The Immigration issues are coming to a head. Various politicians are taking sides, PRO vs ANTI, pandering to either side of the political debate. Some States are instituting restrictionist laws. The supporting politicians are backing these unenforceable laws purely for political gain.
Case in Point: Matt Blunt, the unpopular and defamed boy Governor of Missouri. Severely unpopular, he desperately signed a bill promoting sanctions against “community leaders” while providing employers relief, pandering to the ANTI racist extremists. His political opponents (Talboy) publicly chastising him for the error of his ways. (and rightly so) Meanwhile, the Presidential candidates are staying amazingly neutral. Then, in Oklahoma, home of Randy Terrill´s HB:1804, Workers and Businesses are leaving in droves. Litigation is blocking any future immigration restrictions. This is due to the Latino groups being energized into action. No More Racial Profiling! No more demonizing of ALL Latinos!
As AOLNews reports:
OKLAHOMA CITY (AP) - Vowing to become more politically active, Latino groups Monday praised a federal judge's decision to block enforcement of parts of a state law that targets illegal immigrants and promised to support state lawmakers who have opposed the measure. A coalition of Hispanic organizations said momentum against the law, House Bill 1804, is building seven months after parts of it went into effect. On Wednesday, U.S. District Judge Robin J. Cauthron issued a preliminary injunction prohibiting enforcement of other provisions scheduled to go into effect on July 1."Countless thousands of families have been separated, torn apart," said the Rev. Victor Orta of the Coalition of Latin American Ministers. He said the anti-immigrant law and its harsh penalties sends a message that immigrants are not wanted in the state.

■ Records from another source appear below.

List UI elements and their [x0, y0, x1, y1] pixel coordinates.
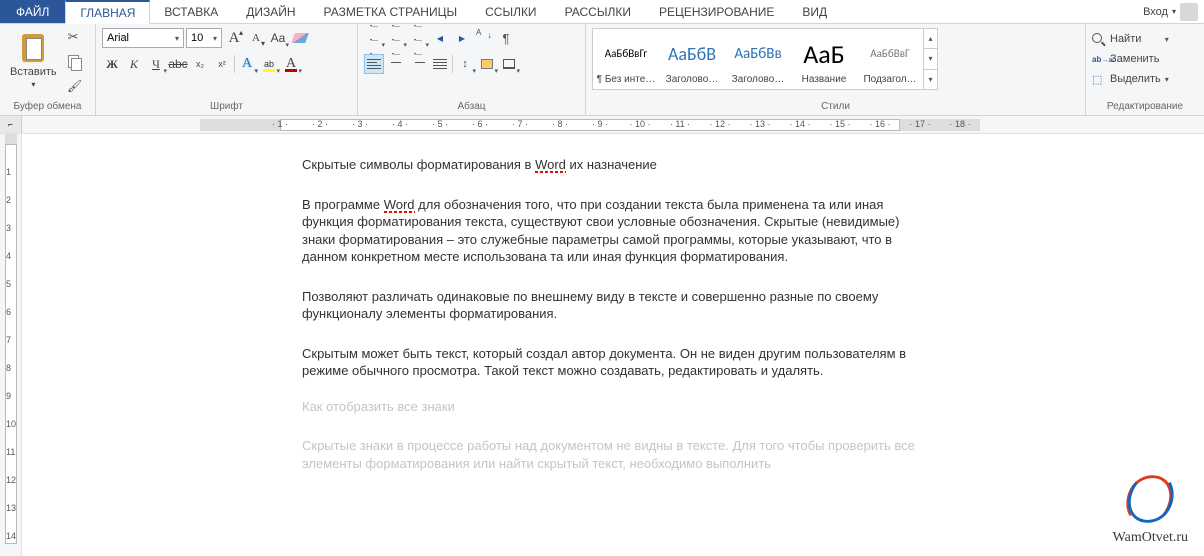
ruler-corner[interactable]: ⌐	[0, 116, 22, 133]
font-color-button[interactable]: A	[281, 54, 301, 74]
select-button[interactable]: Выделить▾	[1092, 70, 1169, 88]
style-heading2[interactable]: АаБбВвЗаголово…	[725, 29, 791, 89]
group-label-styles: Стили	[592, 99, 1079, 115]
style-normal[interactable]: АаБбВвГг¶ Без инте…	[593, 29, 659, 89]
styles-gallery: АаБбВвГг¶ Без инте… АаБбВЗаголово… АаБбВ…	[592, 28, 938, 90]
group-editing: Найти▾ Заменить Выделить▾ Редактирование	[1086, 24, 1204, 115]
grow-font-button[interactable]: A▴	[224, 28, 244, 48]
copy-icon	[68, 55, 82, 69]
group-label-paragraph: Абзац	[364, 99, 579, 115]
style-heading1[interactable]: АаБбВЗаголово…	[659, 29, 725, 89]
tab-design[interactable]: ДИЗАЙН	[232, 0, 309, 23]
replace-icon	[1092, 55, 1106, 64]
bullets-button[interactable]	[364, 28, 384, 48]
font-size-select[interactable]: 10▾	[186, 28, 222, 48]
styles-scroll: ▴ ▾ ▾	[923, 29, 937, 89]
doc-paragraph-4[interactable]: Скрытым может быть текст, который создал…	[302, 345, 922, 380]
doc-paragraph-6[interactable]: Скрытые знаки в процессе работы над доку…	[302, 437, 922, 472]
change-case-button[interactable]: Aa	[268, 28, 288, 48]
group-label-editing: Редактирование	[1092, 99, 1198, 115]
show-marks-button[interactable]	[496, 28, 516, 48]
account-login[interactable]: Вход ▾	[1143, 0, 1204, 23]
avatar-icon	[1180, 3, 1198, 21]
format-painter-button[interactable]	[65, 76, 85, 96]
shrink-font-button[interactable]: A▾	[246, 28, 266, 48]
borders-button[interactable]	[499, 54, 519, 74]
line-spacing-button[interactable]	[455, 54, 475, 74]
tab-insert[interactable]: ВСТАВКА	[150, 0, 232, 23]
group-paragraph: Абзац	[358, 24, 586, 115]
watermark: WamOtvet.ru	[1113, 473, 1188, 546]
style-subtitle[interactable]: АаБбВвГПодзагол…	[857, 29, 923, 89]
tab-review[interactable]: РЕЦЕНЗИРОВАНИЕ	[645, 0, 788, 23]
tab-layout[interactable]: РАЗМЕТКА СТРАНИЦЫ	[310, 0, 472, 23]
decrease-indent-button[interactable]	[430, 28, 450, 48]
group-label-clipboard: Буфер обмена	[6, 99, 89, 115]
vertical-ruler[interactable]: 1234567891011121314	[0, 134, 22, 556]
find-button[interactable]: Найти▾	[1092, 30, 1169, 48]
scissors-icon	[68, 31, 82, 45]
paste-icon	[18, 30, 48, 64]
subscript-button[interactable]: x₂	[190, 54, 210, 74]
styles-expand[interactable]: ▾	[924, 70, 937, 89]
bullets-icon	[370, 17, 378, 59]
doc-paragraph-2[interactable]: В программе Word для обозначения того, ч…	[302, 196, 922, 266]
styles-scroll-down[interactable]: ▾	[924, 49, 937, 69]
justify-button[interactable]	[430, 54, 450, 74]
tab-mailings[interactable]: РАССЫЛКИ	[551, 0, 645, 23]
style-title[interactable]: АаБНазвание	[791, 29, 857, 89]
multilevel-icon	[414, 17, 422, 59]
tab-view[interactable]: ВИД	[788, 0, 841, 23]
clear-formatting-button[interactable]	[290, 28, 310, 48]
border-icon	[503, 59, 515, 69]
copy-button[interactable]	[65, 52, 85, 72]
replace-button[interactable]: Заменить	[1092, 50, 1169, 68]
sort-button[interactable]	[474, 28, 494, 48]
tab-home[interactable]: ГЛАВНАЯ	[65, 0, 150, 24]
font-name-select[interactable]: Arial▾	[102, 28, 184, 48]
group-label-font: Шрифт	[102, 99, 351, 115]
underline-button[interactable]: Ч	[146, 54, 166, 74]
superscript-button[interactable]: x²	[212, 54, 232, 74]
bold-button[interactable]: Ж	[102, 54, 122, 74]
paste-label: Вставить	[10, 66, 57, 78]
multilevel-button[interactable]	[408, 28, 428, 48]
find-icon	[1092, 33, 1106, 45]
horizontal-ruler[interactable]: ⌐ · 1 ·· 2 ·· 3 ·· 4 ·· 5 ·· 6 ·· 7 ·· 8…	[0, 116, 1204, 134]
doc-paragraph-1[interactable]: Скрытые символы форматирования в Word их…	[302, 156, 922, 174]
group-styles: АаБбВвГг¶ Без инте… АаБбВЗаголово… АаБбВ…	[586, 24, 1086, 115]
tab-references[interactable]: ССЫЛКИ	[471, 0, 550, 23]
select-icon	[1092, 73, 1106, 86]
styles-scroll-up[interactable]: ▴	[924, 29, 937, 49]
eraser-icon	[291, 33, 309, 43]
doc-paragraph-5[interactable]: Как отобразить все знаки	[302, 398, 922, 416]
fill-icon	[481, 59, 493, 69]
highlight-button[interactable]: ab	[259, 54, 279, 74]
login-label: Вход	[1143, 6, 1168, 18]
cut-button[interactable]	[65, 28, 85, 48]
document-area: 1234567891011121314 Скрытые символы форм…	[0, 134, 1204, 556]
group-font: Arial▾ 10▾ A▴ A▾ Aa Ж К Ч abc x₂ x² A ab	[96, 24, 358, 115]
strikethrough-button[interactable]: abc	[168, 54, 188, 74]
menu-tabs: ФАЙЛ ГЛАВНАЯ ВСТАВКА ДИЗАЙН РАЗМЕТКА СТР…	[0, 0, 1204, 24]
tab-file[interactable]: ФАЙЛ	[0, 0, 65, 23]
watermark-logo-icon	[1121, 473, 1179, 525]
doc-paragraph-3[interactable]: Позволяют различать одинаковые по внешне…	[302, 288, 922, 323]
numbering-button[interactable]	[386, 28, 406, 48]
text-effects-button[interactable]: A	[237, 54, 257, 74]
document-page[interactable]: Скрытые символы форматирования в Word их…	[222, 134, 1002, 556]
align-left-button[interactable]	[364, 54, 384, 74]
paste-button[interactable]: Вставить▾	[6, 28, 61, 92]
ribbon: Вставить▾ Буфер обмена Arial▾ 10▾ A▴ A▾ …	[0, 24, 1204, 116]
shading-button[interactable]	[477, 54, 497, 74]
increase-indent-button[interactable]	[452, 28, 472, 48]
group-clipboard: Вставить▾ Буфер обмена	[0, 24, 96, 115]
align-center-button[interactable]	[386, 54, 406, 74]
watermark-text: WamOtvet.ru	[1113, 530, 1188, 546]
italic-button[interactable]: К	[124, 54, 144, 74]
align-right-button[interactable]	[408, 54, 428, 74]
numbering-icon	[392, 17, 400, 59]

"This must stop. Enough is enough," Orta said.
Rep. Randy Terrill, R-Moore, author of HB1804, has said he was disappointed but not surprised by Cauthron's ruling, which he labels "a blatant act of judicial activism" and predicted an appeal if the ruling is made permanent.

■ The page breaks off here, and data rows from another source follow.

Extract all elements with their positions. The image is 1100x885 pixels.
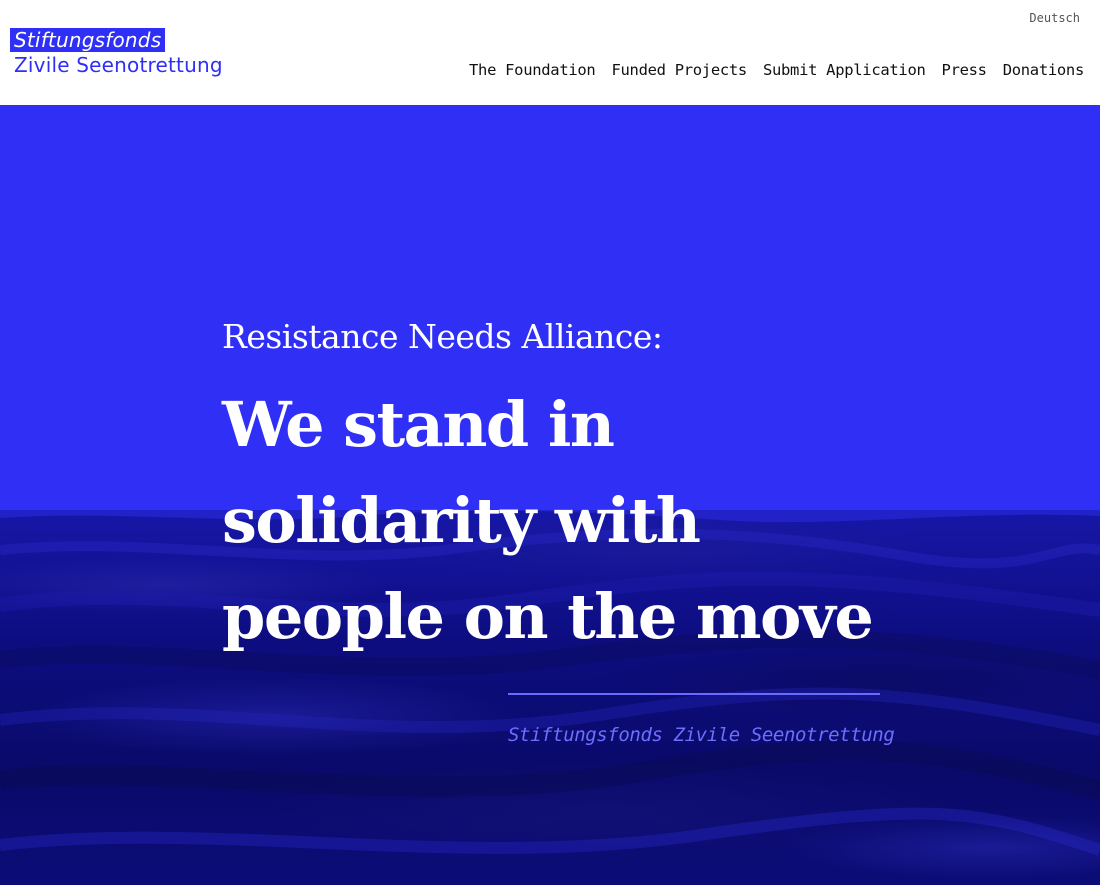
hero-signature: Stiftungsfonds Zivile Seenotrettung (508, 724, 895, 746)
language-switch-link[interactable]: Deutsch (1029, 11, 1080, 25)
site-logo[interactable]: Stiftungsfonds Zivile Seenotrettung (10, 28, 223, 79)
site-header: Stiftungsfonds Zivile Seenotrettung Deut… (0, 0, 1100, 105)
nav-item-donations[interactable]: Donations (1003, 61, 1085, 79)
nav-item-submit-application[interactable]: Submit Application (763, 61, 926, 79)
hero-headline-line: people on the move (222, 580, 874, 653)
nav-item-the-foundation[interactable]: The Foundation (469, 61, 596, 79)
hero-headline-line: solidarity with (222, 484, 701, 557)
hero-section: Resistance Needs Alliance: We stand in s… (0, 105, 1100, 885)
nav-item-funded-projects[interactable]: Funded Projects (611, 61, 747, 79)
logo-line-2: Zivile Seenotrettung (14, 53, 223, 77)
nav-item-press[interactable]: Press (942, 61, 987, 79)
hero-subtitle: Resistance Needs Alliance: (222, 317, 663, 356)
hero-headline: We stand in solidarity with people on th… (222, 377, 922, 665)
main-nav: The Foundation Funded Projects Submit Ap… (469, 61, 1084, 79)
signature-divider (508, 693, 880, 695)
logo-line-1: Stiftungsfonds (10, 28, 166, 52)
hero-headline-line: We stand in (222, 388, 615, 461)
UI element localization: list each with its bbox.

Franco Cevallos of the Hispanic Action Coalition said the law's effect on Oklahoma's economy "has been catastrophic.""Hundreds of stores have closed their doors permanently. Houses have been abandoned," Cevallos said. He said Latino workers are skilled and hardworking and "are the energy behind the motor that sustains the economy.""Their presence in the state has proven to be good for the economy," Cevallos said.Coalition members said Latino organizations are conducting citizenship and English courses for Hispanic immigrants and have registered as many as 17,000 Hispanic citizens to vote.
"There will be more Hispanics going to the polls in November than ever in the history of Oklahoma," Orta said. "And thousands of us can influence non-Hispanics to vote."We will see a difference. There will be a change in Oklahoma (and the US)," Orta said.